3. Uji Kendall Tau didapatkan nilai ρ value adalah 0,003 ( ≤ 0,005)
yang artinya signifikan ada hubungan. Dalam penelitian ini ada
hubungan lokasi pemasangan terapi intravena dari persendian
dengan kejadian phlebitis di Ruang Teratai RSUD dr R. Soetrasno
Rembang.
4. Pada perhitungan korelasi juga didapatkan nilai r sebesar 0,602
(0,500-0,750) yang bermakna mempunyai korelasi yang cukup kuat
antara variabel lokasi pemasangan intravena dengan kejadian
phlebitis.
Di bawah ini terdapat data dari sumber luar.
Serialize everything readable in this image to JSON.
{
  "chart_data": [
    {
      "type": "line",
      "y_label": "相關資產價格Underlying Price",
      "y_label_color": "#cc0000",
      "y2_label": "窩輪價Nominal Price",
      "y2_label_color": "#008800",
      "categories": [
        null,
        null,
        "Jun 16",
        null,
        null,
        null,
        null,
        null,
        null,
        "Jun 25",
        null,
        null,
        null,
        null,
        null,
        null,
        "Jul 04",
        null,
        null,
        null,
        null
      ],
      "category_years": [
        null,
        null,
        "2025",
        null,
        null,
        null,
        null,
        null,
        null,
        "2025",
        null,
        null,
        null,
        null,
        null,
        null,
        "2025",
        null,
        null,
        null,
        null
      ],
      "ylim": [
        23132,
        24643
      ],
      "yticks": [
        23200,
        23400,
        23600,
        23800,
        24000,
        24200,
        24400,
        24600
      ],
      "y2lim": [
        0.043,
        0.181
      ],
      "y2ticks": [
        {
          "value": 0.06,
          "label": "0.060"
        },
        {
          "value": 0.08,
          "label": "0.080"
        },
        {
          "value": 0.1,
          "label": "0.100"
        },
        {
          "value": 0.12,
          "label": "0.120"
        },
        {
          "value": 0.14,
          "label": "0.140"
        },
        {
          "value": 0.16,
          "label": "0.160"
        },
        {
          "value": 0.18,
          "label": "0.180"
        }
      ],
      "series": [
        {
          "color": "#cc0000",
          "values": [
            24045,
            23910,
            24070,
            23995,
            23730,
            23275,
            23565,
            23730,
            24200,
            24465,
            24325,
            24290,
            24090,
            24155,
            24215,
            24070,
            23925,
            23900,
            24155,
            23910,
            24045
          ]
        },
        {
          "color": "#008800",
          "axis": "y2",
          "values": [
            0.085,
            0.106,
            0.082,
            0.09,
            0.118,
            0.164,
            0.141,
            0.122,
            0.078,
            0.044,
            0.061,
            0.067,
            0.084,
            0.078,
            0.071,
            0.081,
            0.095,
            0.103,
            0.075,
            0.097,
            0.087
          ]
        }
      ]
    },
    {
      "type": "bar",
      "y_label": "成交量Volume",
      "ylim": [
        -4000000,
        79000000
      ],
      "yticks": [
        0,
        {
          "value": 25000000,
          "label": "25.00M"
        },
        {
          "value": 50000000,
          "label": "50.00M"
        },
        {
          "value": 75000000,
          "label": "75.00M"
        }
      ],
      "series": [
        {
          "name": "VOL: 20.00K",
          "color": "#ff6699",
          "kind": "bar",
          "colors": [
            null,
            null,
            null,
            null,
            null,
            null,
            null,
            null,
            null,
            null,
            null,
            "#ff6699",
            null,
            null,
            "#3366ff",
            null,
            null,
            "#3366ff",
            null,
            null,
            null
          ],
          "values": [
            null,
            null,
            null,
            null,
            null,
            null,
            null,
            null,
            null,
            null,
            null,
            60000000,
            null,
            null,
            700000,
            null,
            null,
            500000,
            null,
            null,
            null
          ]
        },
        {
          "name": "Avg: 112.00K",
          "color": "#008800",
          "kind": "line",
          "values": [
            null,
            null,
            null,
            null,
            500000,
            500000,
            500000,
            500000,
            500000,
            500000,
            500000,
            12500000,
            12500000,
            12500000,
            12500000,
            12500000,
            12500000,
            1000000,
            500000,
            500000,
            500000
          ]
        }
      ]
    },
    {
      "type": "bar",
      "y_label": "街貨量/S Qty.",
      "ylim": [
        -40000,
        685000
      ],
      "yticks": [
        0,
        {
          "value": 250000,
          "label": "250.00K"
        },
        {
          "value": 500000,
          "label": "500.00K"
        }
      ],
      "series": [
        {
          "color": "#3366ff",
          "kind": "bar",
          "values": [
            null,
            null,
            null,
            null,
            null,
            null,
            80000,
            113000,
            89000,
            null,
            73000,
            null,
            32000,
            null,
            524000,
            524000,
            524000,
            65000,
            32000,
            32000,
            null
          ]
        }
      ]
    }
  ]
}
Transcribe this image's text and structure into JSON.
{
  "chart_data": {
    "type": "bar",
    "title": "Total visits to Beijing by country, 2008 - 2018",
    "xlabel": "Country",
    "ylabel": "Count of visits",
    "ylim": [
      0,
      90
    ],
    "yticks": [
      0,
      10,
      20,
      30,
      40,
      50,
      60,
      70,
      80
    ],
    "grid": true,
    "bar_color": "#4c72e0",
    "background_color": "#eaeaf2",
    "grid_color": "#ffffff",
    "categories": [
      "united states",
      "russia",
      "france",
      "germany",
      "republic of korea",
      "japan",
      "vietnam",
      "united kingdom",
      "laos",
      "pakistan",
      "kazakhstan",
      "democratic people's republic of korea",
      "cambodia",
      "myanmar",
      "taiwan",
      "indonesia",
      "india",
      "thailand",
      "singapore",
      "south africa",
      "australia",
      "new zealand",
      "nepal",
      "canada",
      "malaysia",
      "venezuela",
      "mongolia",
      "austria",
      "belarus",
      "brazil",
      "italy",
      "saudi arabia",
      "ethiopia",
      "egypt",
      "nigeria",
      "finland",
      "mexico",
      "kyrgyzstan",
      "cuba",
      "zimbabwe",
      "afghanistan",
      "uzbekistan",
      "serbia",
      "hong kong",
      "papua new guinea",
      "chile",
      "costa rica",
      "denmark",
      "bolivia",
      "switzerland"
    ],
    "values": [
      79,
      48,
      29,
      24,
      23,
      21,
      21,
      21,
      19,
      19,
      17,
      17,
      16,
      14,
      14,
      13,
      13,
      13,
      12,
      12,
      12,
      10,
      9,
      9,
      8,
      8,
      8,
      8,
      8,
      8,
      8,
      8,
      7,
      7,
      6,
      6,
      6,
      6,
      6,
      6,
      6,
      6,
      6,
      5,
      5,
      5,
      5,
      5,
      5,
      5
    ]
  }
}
Dari hasil perhitungan tersebut dapat ditarik kesimpulan
bahwa ada hubungan yang kuat lokasi pemasangan terapi
intravena dari persendian dengan kejadian phlebitis di Ruang
Teratai RSUD dr R. Soetrasno Rembang.

B. Saran

1. Bagi Rumah Sakit


Hasil penelitian ini dapat digunakan bagi RSUD dr R.
Soetrasno Rembang sebagai acuan dalam meningkatkan mutu
layanan kesehatan khususnya tentang pencegahan infeksi
nosokomial akibat tindakan invasif pemasangan infus melalui
pembaharuan SOP pemasangan infus dengan lebih spesifik
menentukan lokasi pemasangan infus.

2. Bagi Institusi Pendidikan


Sebagai bahan referensi dan sumber literatur bagi institusi
pendidikan mengenai kejadian phlebitis.

3. Bagi Peneliti Selanjutnya


Bagi peneliti selanjutnya agar dapat sebagai pedoman dan
acuan dalam meneliti tentang kejadian phlebitis dan sebagai bahan
atau sumber data bagi peneliti berikutnya, bahan pembanding bagi
yang berkepentingan untuk penelitian sejenis yang lebih lanjut.